With a key UN Sustainable Development Goal for 2030 being to make basic education available to all the world’s children, Learning Spaces in Africa explores the architectural, socio-political and economic policy factors that have contributed to school design, the main spaces for education and learning in Africa. It traces the development of school building design, focusing on Western and Southern Africa, from its emergence in the 19th century to the present day. Uduku’s analysis draws attention to the past historic links of schools to development processes, from their early 19th century missionary origins to their re-emergence as development hubs in the 21st century. Learning Spaces in Africa uses this research as a basis to suggest fundamental changes to basic education, which respond to new technological advances, and constituencies in learning. Illustrated case studies describe the use of tablets in refugee community schools, "hole-in-the wall" learning and shared school-community learning spaces.

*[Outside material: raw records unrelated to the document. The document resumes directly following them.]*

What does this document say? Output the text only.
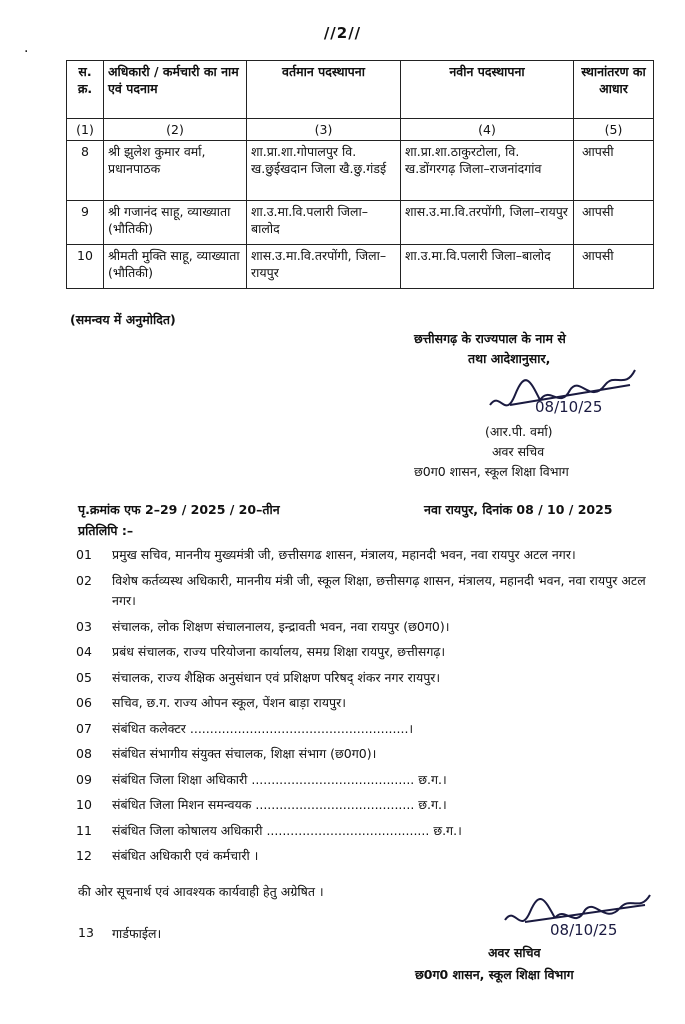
//2//
·
स. क्र.	अधिकारी / कर्मचारी का नाम एवं पदनाम	वर्तमान पदस्थापना	नवीन पदस्थापना	स्थानांतरण का आधार
(1)	(2)	(3)	(4)	(5)
8	श्री झुलेश कुमार वर्मा, प्रधानपाठक	शा.प्रा.शा.गोपालपुर वि. ख.छुईखदान जिला खै.छु.गंडई	शा.प्रा.शा.ठाकुरटोला, वि. ख.डोंगरगढ़ जिला–राजनांदगांव	आपसी
9	श्री गजानंद साहू, व्याख्याता (भौतिकी)	शा.उ.मा.वि.पलारी जिला–बालोद	शास.उ.मा.वि.तरपोंगी, जिला–रायपुर	आपसी
10	श्रीमती मुक्ति साहू, व्याख्याता (भौतिकी)	शास.उ.मा.वि.तरपोंगी, जिला–रायपुर	शा.उ.मा.वि.पलारी जिला–बालोद	आपसी
(समन्वय में अनुमोदित)
छत्तीसगढ़ के राज्यपाल के नाम से
तथा आदेशानुसार,
08/10/25
(आर.पी. वर्मा)
अवर सचिव
छ0ग0 शासन, स्कूल शिक्षा विभाग
पृ.क्रमांक एफ 2–29 / 2025 / 20–तीन	नवा रायपुर, दिनांक 08 / 10 / 2025
प्रतिलिपि :–
01	प्रमुख सचिव, माननीय मुख्यमंत्री जी, छत्तीसगढ शासन, मंत्रालय, महानदी भवन, नवा रायपुर अटल नगर।
02	विशेष कर्तव्यस्थ अधिकारी, माननीय मंत्री जी, स्कूल शिक्षा, छत्तीसगढ़ शासन, मंत्रालय, महानदी भवन, नवा रायपुर अटल नगर।
03	संचालक, लोक शिक्षण संचालनालय, इन्द्रावती भवन, नवा रायपुर (छ0ग0)।
04	प्रबंध संचालक, राज्य परियोजना कार्यालय, समग्र शिक्षा रायपुर, छत्तीसगढ़।
05	संचालक, राज्य शैक्षिक अनुसंधान एवं प्रशिक्षण परिषद् शंकर नगर रायपुर।
06	सचिव, छ.ग. राज्य ओपन स्कूल, पेंशन बाड़ा रायपुर।
07	संबंधित कलेक्टर .......................................................।
08	संबंधित संभागीय संयुक्त संचालक, शिक्षा संभाग (छ0ग0)।
09	संबंधित जिला शिक्षा अधिकारी ......................................... छ.ग.।
10	संबंधित जिला मिशन समन्वयक ........................................ छ.ग.।
11	संबंधित जिला कोषालय अधिकारी ......................................... छ.ग.।
12	संबंधित अधिकारी एवं कर्मचारी ।
की ओर सूचनार्थ एवं आवश्यक कार्यवाही हेतु अग्रेषित ।
13 गार्डफाईल।	08/10/25
अवर सचिव
छ0ग0 शासन, स्कूल शिक्षा विभाग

This book will be beneficial for students, academics and those interested in the history of educational architecture and its effect on social development, particularly in Africa and with relevance to countries elsewhere in the emerging world.
Table of Contents
Foreword 1. School Design and Planning in Africa: An Introduction 2. School Design in Africa: The History 3. Historical School Design case Studies 4. African Schools in the 21st Century 5. Contemporary School Design Case Studies 6. Conclusions: Education Futures for Africa Afterword
Ola Uduku is Professor of Architecture at the Manchester School of Architecture, UK. She completed MPhil and PhD degrees in Architecture at the University of Cambridge focusing on School Design in Nigeria and has taught at Liverpool, Strathclyde and Edinburgh universities. She has written on and researched extensively into the history of school design and its influence on education in Africa and has research interests in contested urbanism, West African modernist architecture, passive design and thermal comfort in the tropics.